La democracia no se mide solo en elecciones libres. Se mide en cómo el Estado trata a sus ciudadanos cuando estos protestan, cuando exigen, cuando no están de acuerdo. El respeto a los derechos fundamentales es la prueba de fuego de una democracia madura.
Lo ocurrido en Bocas del Toro demuestra que, cuando se agotan los discursos y se pierden los puentes de diálogo, el Estado panameño recurre al músculo y olvida la palabra. Y eso es preocupante no solo por lo que se hace, sino por lo que se deja de hacer: no se escucha, no se dialoga, no se comprende.
La verdadera emergencia no está en las calles de Bocas del Toro.
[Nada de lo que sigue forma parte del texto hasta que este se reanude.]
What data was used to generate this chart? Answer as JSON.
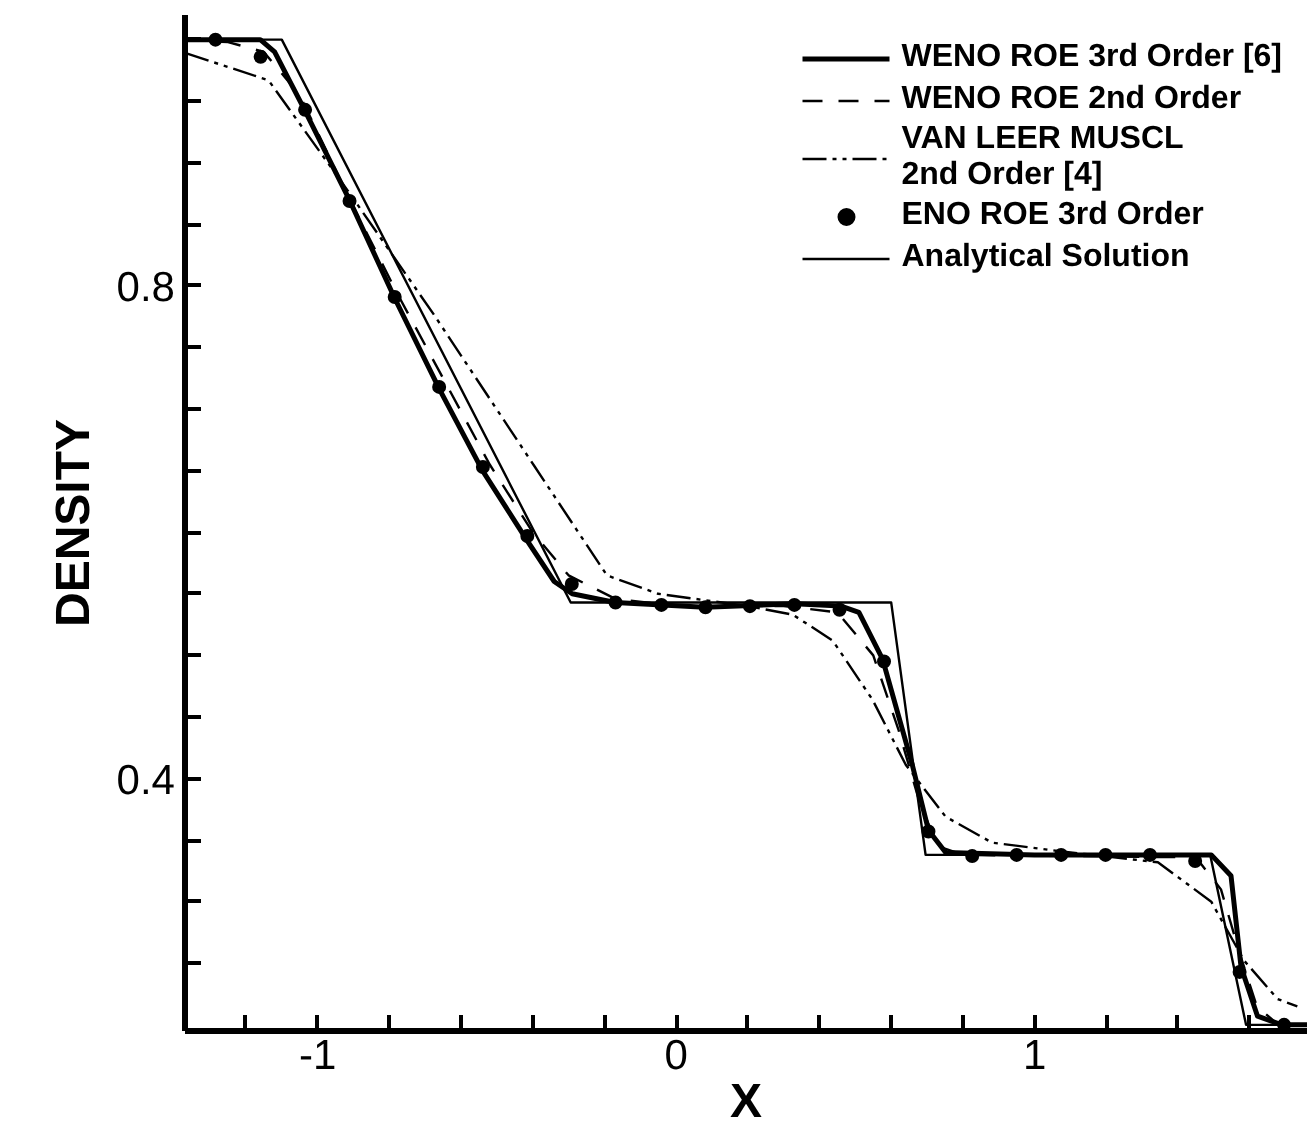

Está en el modelo de gobernabilidad que no escucha hasta que hay gritos, que no actúa hasta que hay fuego, que no responde hasta que hay caos.
Aplicar el artículo 55 no fue una solución: fue un síntoma. Fue la señal de que la forma de gobernar actual ya no logra representar, ni contener, ni inspirar a una ciudadanía cansada, vigilante y cada vez más consciente de sus derechos.
El gobierno ha tenido la oportunidad de demostrar que es capaz de liderar con empatía, estrategia y legitimidad. Pero al elegir el camino de la excepción, ha optado por administrar el conflicto, no resolverlo.
Suspender garantías puede durar cinco días. Pero la desconfianza que siembra durará mucho más.